Indeed, they are waiting for this discussion to go away.

The answer is to write back using anything you like and check 
afterwards, btw.  Just don't tell anyone.  The closer the db gets to 
normality the more things like that work.


>>
>>> Second, any software with imports should be able to allow the user an easy way to map fields and save that mapping for future use.
>>
>> Not important, that is usually a one-off and gnc does that anyway.
> 
> Somewhat. And I hope this will be improved with 3.0. And it isn’t a one-off if you have to repeatedly import data. You’d want to set the import mapping one time as long as it hasn’t changed. You wouldn’t want to have to re-map each time you import.

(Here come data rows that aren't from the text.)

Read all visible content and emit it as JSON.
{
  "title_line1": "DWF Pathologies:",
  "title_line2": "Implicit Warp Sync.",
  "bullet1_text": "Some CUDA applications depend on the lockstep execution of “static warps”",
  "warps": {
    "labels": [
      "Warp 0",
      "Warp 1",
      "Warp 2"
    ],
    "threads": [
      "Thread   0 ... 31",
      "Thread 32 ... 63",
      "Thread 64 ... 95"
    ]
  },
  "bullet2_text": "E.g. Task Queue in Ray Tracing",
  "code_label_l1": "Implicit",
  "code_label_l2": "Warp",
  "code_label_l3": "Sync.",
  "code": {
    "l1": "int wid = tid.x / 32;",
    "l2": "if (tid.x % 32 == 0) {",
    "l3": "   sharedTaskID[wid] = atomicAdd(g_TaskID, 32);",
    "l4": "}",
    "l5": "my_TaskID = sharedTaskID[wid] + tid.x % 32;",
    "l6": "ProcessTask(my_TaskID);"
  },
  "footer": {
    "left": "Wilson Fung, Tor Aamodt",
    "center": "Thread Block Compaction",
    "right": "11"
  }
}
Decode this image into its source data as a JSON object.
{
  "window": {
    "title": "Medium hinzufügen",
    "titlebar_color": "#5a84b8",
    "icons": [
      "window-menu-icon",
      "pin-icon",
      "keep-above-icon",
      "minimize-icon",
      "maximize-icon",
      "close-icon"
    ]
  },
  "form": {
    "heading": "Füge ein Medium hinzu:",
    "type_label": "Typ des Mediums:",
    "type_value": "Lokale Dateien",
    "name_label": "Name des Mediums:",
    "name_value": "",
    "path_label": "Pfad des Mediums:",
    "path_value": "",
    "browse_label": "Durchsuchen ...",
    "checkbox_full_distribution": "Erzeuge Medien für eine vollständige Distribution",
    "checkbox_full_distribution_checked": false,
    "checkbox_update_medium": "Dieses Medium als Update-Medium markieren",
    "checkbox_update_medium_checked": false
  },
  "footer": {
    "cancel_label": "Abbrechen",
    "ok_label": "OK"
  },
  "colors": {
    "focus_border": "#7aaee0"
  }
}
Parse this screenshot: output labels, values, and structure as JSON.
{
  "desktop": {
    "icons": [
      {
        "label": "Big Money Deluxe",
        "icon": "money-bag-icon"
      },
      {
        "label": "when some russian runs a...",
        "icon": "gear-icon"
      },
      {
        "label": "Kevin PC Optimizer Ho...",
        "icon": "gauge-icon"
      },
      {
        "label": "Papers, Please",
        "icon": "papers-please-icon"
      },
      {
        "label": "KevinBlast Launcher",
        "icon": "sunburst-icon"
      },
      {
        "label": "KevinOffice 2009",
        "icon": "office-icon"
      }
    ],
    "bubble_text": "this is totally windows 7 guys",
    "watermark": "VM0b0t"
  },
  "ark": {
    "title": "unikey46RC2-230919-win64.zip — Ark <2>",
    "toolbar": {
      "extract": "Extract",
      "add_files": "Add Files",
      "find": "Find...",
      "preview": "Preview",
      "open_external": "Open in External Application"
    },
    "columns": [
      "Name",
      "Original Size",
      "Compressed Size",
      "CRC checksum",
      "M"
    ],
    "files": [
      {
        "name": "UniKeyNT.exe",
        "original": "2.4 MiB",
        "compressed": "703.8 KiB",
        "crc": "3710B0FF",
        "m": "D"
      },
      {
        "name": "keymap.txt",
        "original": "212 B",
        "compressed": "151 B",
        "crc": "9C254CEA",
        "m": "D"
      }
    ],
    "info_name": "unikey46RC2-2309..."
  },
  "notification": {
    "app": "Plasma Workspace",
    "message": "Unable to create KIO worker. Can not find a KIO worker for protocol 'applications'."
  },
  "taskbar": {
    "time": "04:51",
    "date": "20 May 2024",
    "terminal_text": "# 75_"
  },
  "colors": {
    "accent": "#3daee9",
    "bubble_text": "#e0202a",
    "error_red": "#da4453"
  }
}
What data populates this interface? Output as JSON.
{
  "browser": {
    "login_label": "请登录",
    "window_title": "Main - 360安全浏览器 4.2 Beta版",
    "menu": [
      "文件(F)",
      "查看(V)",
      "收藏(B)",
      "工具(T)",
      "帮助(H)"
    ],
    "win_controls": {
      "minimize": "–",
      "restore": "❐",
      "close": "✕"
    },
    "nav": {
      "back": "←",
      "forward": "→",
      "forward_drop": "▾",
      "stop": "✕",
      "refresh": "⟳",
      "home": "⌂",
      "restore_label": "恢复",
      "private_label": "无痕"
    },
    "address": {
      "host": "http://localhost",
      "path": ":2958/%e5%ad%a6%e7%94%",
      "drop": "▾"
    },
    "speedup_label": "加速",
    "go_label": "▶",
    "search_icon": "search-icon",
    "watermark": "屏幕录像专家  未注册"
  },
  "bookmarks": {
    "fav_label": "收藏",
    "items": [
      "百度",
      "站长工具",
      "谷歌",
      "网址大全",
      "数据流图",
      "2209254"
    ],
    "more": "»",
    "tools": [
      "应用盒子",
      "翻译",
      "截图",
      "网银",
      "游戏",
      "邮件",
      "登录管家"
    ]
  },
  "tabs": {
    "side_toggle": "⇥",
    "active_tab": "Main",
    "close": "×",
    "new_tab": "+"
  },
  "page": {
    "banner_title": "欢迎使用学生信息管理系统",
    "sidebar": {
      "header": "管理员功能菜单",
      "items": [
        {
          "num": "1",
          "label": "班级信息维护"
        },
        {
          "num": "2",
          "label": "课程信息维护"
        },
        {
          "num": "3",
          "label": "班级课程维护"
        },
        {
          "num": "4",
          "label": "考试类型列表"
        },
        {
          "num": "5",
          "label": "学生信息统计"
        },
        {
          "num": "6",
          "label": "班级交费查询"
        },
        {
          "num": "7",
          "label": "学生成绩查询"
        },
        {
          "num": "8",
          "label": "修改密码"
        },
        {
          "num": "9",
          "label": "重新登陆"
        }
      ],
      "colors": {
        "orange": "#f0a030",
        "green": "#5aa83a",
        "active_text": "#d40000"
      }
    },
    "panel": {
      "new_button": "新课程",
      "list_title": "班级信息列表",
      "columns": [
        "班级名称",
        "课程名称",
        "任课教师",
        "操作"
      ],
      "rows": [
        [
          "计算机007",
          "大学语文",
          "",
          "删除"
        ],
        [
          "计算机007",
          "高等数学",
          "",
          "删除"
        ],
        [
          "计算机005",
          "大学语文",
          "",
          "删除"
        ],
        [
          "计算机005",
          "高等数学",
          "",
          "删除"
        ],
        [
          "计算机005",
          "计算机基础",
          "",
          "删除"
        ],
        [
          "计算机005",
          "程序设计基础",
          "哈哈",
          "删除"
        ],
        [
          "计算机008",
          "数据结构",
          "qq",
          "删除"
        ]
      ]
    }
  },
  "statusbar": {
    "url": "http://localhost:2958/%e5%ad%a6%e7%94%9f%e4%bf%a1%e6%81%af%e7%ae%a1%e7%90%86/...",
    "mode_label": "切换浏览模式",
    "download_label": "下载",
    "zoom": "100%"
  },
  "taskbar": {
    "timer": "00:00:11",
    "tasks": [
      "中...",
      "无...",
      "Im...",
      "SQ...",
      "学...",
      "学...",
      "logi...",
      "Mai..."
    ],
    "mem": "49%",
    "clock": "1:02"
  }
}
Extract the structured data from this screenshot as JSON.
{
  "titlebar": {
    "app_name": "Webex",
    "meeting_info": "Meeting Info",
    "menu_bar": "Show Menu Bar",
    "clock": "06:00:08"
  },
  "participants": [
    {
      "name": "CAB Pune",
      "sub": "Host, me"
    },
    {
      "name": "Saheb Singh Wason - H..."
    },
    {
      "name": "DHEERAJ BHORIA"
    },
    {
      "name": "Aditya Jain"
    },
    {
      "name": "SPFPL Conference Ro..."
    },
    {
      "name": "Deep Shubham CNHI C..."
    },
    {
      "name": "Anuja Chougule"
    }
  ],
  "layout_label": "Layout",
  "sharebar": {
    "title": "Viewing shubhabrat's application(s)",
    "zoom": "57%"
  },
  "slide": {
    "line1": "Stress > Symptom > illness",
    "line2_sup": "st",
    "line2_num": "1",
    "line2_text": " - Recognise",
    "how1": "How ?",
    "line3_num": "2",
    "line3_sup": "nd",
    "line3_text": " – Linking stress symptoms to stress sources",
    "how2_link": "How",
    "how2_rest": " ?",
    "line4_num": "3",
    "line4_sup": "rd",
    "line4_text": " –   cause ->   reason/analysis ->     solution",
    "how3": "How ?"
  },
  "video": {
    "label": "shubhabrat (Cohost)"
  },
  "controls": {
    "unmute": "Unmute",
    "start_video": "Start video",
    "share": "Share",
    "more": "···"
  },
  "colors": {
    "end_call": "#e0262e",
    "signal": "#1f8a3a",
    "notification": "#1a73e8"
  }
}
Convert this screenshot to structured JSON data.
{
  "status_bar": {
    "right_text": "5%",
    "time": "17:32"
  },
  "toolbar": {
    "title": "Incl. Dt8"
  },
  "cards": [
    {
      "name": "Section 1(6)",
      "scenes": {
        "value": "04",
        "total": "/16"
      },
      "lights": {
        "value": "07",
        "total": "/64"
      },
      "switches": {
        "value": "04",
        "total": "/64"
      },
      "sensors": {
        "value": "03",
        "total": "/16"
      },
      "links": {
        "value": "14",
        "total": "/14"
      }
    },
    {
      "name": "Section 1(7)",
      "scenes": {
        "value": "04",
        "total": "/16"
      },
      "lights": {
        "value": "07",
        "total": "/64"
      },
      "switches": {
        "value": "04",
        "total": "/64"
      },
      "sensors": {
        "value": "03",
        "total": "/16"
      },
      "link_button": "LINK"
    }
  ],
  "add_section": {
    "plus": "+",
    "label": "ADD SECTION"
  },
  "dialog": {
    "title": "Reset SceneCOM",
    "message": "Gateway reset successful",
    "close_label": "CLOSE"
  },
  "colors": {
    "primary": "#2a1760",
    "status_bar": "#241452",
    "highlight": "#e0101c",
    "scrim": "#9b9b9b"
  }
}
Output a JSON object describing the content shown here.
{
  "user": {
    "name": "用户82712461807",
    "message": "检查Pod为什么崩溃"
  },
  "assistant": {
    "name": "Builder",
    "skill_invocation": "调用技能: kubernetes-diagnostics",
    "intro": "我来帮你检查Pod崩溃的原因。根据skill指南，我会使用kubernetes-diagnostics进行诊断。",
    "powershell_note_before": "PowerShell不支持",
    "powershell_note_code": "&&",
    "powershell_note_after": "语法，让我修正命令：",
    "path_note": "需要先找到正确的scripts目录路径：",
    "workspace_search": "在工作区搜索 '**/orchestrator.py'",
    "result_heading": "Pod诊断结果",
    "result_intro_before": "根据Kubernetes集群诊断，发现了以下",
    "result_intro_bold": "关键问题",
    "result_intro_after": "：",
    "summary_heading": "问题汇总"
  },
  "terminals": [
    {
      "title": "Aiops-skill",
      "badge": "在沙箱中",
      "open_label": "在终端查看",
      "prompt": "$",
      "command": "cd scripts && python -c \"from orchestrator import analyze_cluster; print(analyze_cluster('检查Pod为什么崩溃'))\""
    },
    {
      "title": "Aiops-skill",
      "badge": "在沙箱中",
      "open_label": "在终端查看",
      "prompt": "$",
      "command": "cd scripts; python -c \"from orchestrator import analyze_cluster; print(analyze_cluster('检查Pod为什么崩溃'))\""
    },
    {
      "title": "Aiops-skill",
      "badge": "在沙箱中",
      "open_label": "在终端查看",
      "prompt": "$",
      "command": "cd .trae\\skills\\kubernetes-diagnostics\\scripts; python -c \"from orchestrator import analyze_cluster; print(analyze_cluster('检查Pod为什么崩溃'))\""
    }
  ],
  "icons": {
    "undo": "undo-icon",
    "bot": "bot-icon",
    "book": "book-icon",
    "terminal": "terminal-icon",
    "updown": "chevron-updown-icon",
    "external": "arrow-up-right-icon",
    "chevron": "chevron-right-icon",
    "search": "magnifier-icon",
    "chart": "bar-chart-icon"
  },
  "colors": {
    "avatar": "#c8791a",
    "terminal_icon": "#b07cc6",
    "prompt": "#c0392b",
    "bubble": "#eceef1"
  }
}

Only until you get it right, then you don't care.  I have done hundreds 
of imports, that is the nature of the beast.

>>> Third, importing and exporting should be possible to schedule or trigger without manual user intervention. (so apps can talk to each other reliably without lag)
>>
>> Wrong!  I specifically do *not* want importing and exporting to happen without me saying so.
> 
> Maybe you don’t, and certainly you should always have such control. But others might want to automate some areas of data exchange. Gnucash never has to implement this, but there is a valid use case for it.

I've never noticed one.  New thread, I think.

>>> I think 3.0 is going to partially address the first and second case. I don’t think the third is contemplated yet. The third is also dangerous for accounting so it should be very carefully implemented and certainly not a default condition.
>>
>> The third is sufficiently dangerous that I say NO.